Pakar psikologi forensik, Reza Indragiri Amriel, meminta para pendengung (buzzer) juga dikenakan hukuman seperti koruptor lantaran kejahatan yang dilakukannya, terutama ujaran kebencian dan rasial, cenderung terorganisasi.
Baginya, unggahan buzzer dalam media sosial tidak mencerminkan ekspresi suasana hati sesungguhnya, tetapi didorong motif instrumental. Dengan demikian, kebencian dan rasial yang disampaikannya tidak bisa lagi digolongkan sebagai dinamika psikologis yang bersifat alamiah.
"Jangan-jangan aksi buzzer yang melakukan pidana di medsos adalah mirip dengan kejahatan terorganisasi. Buzzer sebatas eksekutor lapangan. Di belakangnya ada 'otak' dan penyandang biaya,” ujarnya dalam keterangan tertulis, Selasa (2/2).
Reza juga meminta aparat tidak berhenti pada buzzer dalam menegakkan hukum. Perlu pula diproses pula secara mendalam siapa otak dan penyandang dananya.
Berkaca dari kasus korupsi, politikus korup dapat dilarang masuk ke dunia politik. Hukuman serupa sebaiknya diterapkan kepada buzzer.
"Buzzer yang berbuat pidana juga dijatuhi pidana tambahan berupa pelarangan memiliki akun medsos. Dasar berpikirnya adalah pembatasan ruang gerak. Ruang hidup virtual si buzzer harus dibatasi guna mempersempit zona residivismenya,” tutur Reza.

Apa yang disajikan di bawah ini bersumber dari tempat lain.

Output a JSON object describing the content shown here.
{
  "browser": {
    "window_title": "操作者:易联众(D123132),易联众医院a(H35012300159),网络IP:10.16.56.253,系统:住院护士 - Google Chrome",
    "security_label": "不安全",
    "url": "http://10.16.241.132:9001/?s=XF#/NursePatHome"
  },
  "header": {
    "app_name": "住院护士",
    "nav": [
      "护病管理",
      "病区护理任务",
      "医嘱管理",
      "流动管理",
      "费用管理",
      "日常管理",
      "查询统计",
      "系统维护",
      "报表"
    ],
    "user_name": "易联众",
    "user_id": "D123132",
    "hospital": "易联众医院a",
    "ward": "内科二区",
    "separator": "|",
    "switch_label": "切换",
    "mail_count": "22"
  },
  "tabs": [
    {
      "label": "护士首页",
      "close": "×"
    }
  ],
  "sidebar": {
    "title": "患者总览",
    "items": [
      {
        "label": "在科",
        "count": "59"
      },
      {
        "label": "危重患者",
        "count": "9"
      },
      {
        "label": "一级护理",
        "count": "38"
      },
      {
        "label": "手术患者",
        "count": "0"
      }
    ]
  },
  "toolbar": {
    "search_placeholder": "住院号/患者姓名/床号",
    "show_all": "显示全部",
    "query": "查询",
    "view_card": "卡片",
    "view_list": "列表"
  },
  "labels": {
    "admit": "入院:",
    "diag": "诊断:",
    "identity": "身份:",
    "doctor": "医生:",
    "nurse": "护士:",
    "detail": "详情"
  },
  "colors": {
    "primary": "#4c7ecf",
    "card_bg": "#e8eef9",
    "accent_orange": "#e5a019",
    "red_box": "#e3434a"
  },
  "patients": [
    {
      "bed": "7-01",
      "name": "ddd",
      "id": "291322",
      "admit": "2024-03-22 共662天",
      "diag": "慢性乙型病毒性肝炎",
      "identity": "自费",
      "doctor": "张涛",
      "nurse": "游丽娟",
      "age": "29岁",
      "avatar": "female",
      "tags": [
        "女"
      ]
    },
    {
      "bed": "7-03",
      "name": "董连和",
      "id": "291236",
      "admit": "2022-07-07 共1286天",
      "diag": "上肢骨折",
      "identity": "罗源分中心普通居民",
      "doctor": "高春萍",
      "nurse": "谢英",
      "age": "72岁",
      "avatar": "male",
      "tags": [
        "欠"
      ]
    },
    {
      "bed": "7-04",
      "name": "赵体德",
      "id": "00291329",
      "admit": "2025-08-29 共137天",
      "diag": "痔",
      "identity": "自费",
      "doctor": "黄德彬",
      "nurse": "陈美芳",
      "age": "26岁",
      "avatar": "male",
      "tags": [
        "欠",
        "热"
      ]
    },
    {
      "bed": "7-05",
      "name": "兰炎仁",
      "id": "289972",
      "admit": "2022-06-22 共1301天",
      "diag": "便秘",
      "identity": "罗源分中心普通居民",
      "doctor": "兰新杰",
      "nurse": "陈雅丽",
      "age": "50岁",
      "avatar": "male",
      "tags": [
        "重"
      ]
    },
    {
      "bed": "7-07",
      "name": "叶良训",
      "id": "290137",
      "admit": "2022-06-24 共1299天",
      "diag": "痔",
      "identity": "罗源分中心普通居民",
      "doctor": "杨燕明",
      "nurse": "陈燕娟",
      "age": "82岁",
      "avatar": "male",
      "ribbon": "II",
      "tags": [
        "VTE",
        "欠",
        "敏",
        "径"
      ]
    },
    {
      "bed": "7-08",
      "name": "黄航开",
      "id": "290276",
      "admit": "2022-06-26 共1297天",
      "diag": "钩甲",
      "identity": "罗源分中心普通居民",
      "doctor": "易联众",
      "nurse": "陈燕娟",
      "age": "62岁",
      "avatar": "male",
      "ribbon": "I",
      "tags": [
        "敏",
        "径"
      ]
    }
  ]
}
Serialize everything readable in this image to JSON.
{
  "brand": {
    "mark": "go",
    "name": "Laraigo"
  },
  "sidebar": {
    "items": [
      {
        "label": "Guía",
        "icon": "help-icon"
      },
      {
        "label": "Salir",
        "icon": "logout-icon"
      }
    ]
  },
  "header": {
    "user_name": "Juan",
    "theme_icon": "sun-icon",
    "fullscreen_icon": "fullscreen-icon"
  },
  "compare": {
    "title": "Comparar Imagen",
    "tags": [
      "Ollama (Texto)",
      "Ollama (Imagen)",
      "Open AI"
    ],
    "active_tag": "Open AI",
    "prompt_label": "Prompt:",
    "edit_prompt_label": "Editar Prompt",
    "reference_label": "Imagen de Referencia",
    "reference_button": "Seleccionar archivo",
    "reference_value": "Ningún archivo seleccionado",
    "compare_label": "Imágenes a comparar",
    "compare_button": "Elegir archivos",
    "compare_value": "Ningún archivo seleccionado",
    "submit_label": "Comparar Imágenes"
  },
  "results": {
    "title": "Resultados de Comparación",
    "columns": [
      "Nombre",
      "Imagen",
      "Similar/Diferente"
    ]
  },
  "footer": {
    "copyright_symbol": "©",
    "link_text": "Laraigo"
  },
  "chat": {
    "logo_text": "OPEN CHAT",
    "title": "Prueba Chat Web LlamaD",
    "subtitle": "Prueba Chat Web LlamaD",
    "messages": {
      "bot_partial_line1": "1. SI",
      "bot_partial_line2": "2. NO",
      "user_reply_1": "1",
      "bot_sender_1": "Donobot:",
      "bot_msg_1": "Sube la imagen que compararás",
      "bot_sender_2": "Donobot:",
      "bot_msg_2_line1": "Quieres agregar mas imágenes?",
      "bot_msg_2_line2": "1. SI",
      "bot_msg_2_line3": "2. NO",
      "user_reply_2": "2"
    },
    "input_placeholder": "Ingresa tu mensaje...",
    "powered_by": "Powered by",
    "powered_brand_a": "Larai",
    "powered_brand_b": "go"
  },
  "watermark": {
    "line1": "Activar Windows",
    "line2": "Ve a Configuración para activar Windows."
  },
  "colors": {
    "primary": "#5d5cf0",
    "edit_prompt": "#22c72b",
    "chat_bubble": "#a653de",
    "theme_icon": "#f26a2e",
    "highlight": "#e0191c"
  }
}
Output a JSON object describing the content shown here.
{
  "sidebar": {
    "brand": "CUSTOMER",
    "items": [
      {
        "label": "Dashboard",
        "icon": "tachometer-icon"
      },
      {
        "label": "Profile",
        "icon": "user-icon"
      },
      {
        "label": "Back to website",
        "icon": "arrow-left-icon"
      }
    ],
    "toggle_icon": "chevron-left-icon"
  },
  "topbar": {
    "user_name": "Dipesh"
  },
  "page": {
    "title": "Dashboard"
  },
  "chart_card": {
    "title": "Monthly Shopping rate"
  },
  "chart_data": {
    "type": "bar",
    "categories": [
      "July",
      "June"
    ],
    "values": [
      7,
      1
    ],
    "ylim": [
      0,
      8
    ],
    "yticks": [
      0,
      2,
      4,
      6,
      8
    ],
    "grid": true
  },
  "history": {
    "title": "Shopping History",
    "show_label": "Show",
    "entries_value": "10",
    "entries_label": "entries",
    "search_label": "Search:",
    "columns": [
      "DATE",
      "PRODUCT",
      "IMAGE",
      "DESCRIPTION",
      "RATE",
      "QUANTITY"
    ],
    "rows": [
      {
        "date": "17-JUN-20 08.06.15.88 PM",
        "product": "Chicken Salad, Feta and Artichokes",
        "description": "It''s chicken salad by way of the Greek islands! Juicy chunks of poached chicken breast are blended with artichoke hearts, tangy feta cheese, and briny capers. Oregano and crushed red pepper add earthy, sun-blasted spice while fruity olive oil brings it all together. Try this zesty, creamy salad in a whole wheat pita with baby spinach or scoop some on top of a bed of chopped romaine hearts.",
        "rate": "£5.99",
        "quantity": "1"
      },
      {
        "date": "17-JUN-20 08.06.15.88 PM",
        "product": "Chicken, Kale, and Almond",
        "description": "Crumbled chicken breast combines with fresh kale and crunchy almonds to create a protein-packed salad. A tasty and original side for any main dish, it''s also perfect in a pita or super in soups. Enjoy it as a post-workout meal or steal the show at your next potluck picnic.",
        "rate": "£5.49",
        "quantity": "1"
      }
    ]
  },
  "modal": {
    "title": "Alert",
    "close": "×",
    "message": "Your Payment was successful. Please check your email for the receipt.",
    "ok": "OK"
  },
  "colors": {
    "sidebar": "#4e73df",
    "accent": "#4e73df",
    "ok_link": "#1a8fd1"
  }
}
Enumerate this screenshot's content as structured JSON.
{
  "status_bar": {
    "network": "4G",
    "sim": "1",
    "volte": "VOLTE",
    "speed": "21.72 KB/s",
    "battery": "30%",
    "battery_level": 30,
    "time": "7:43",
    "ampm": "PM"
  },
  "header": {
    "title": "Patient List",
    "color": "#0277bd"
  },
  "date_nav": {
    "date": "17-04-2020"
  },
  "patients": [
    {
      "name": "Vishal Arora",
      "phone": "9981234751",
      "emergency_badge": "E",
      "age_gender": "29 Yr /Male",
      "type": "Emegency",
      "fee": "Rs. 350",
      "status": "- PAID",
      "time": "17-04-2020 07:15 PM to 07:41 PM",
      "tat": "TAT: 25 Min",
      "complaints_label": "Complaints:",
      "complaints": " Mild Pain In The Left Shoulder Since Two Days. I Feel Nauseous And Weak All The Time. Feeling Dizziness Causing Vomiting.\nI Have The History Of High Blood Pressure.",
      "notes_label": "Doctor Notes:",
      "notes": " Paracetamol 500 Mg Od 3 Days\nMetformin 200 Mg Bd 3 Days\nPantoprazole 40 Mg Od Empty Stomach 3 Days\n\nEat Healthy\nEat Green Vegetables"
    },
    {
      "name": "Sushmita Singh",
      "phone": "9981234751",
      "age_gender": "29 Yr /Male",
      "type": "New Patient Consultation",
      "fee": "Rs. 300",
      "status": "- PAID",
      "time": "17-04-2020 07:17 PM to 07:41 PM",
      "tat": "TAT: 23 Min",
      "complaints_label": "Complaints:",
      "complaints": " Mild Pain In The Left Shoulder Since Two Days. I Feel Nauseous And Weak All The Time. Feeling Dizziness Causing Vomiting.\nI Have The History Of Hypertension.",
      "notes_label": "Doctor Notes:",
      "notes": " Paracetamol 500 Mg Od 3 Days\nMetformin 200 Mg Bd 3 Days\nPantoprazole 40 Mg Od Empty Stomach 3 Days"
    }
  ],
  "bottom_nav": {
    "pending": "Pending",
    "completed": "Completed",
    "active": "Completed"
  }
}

Komite Nasional Pemuda Indonesia (KNPI) melaporkan Permadi Arya alias Abu Janda ke Bareskrim Polri, 28 Januari lalu, lantaran menganggap Islam arogan via akun Twitter @permadiaktivis1. Laporan tersebut bernomor: LP/B/0052/I/2021/Bareskrim.
Abu Janda dilaporkan atas dugaan melanggar Pasal 45 ayat (3) jo Pasal 27 ayat (3) dan/atau Pasal 45 A ayat (2) jo Pasal 25 ayat (2) dan/atau Undang-Undang (UU) Nomor 19 Tahun 2016 tentang Perubahan atas UU Nomor 11 Tahun 2006 tentang Informasi dan Transaksi Elektronik (ITE), Kebencian atau Permusuhan Individu dan/atau Antargolongan (SARA), Pasal 310 dan/atau Pasal 311 KUHP.